Anna breathed in sharply. a dead child, a dead sister, at Ashton Park. Perhaps there was a family curse.

“And Mr Ashton, was he always… lame?”

“Oh no,” came the emphatic reply, “He was the finest young man in Yorkshire. Running, riding, dancing, everything.”

Brisk Mrs Robson seemed unfussed by this revelation, but Anna felt herself flinching. To change so drastically – that was terrible!

What happened to him?
Anna wondered. Perhaps war wounds had crippled him. Perhaps he had won medals for bravery in the Great War, leading his men. Or perhaps it was a car crash—

“That’s
awful
,” was all she could muster, hoping Mrs Robson would be more forthcoming.

“He copes. There’s many to help him.”

Mrs Robson was busy counting pillow slips, but she glanced over at the child, who was suddenly damp-eyed at Mr Ashton’s misfortune, and became stern, irritated even.

“There’s worse things than being an Ashton, even if you’re crippled. Save your pity for those as go down the mines every day – if you break your body there, you’re finished, like a broken tool. Mr Ashton has plenty to enjoy, plenty to be glad about. He’s all right.”

There was a firm note of reproach in the older woman’s chiding, but all Anna’s sympathy was welling up for the kind, gentle man who tried so hard when he taught them. She had not realized how much he had lost.

By the time Mr Ashton arrived at her next lesson, she felt a shiver of secret embarrassment – because she had been thinking about him. He had triggered her pity, and there was no ridding that from her heart now, as she watched him wheel himself to the front of the class.

* * *

Thomas Ashton swivelled his chair by the teacher’s desk, then looked across to see fourteen young faces gazing up at him, expectant, respectful, perhaps a little nervous too.

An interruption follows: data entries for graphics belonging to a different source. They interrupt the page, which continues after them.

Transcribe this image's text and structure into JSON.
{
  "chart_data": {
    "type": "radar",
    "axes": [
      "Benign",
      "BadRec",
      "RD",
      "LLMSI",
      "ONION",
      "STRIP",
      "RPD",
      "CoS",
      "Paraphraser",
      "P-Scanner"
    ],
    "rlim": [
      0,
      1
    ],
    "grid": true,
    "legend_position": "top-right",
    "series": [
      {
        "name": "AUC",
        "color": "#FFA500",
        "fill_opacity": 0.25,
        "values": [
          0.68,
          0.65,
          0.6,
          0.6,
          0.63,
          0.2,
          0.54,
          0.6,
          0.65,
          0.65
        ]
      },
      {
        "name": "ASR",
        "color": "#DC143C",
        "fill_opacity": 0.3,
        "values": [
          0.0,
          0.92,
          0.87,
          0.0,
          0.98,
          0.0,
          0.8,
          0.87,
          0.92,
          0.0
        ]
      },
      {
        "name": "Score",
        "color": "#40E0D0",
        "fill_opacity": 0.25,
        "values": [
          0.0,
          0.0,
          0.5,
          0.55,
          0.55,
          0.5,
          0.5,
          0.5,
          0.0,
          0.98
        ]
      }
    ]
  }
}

How very strange it all was. To find himself teaching this group of unknown children, all under ten. Their first Latin lesson.

“Let us begin at the beginning,” he said, clearing his throat. “
Amo, amas, amat, amamus, amatis, amant – that
is what all children learn first in Latin, the verb ‘to love’. Learn
amo
, and you will open a door onto one of the great lost languages of the world.”

He smiled as he said this, hoping the children would relax.

“It is all quite simple after this,” he went on, wheeling himself over to write the words on the board.

“Just repeat after me.
Amo
– I love.
Amas
– you love.
Amat
– he or she loves…”

He began to chant the words and the children followed him.


Amo – amas – amat – amamus – amatis – amant.”

“Again.”

The children recited it over and over, understanding nothing, really, of their stiff chorus.
I love, you love, we all love.

“That’s very good,” said Thomas, halting their chant with a raised hand. “Now you can speak Latin. Remember these words, and they will never leave you.”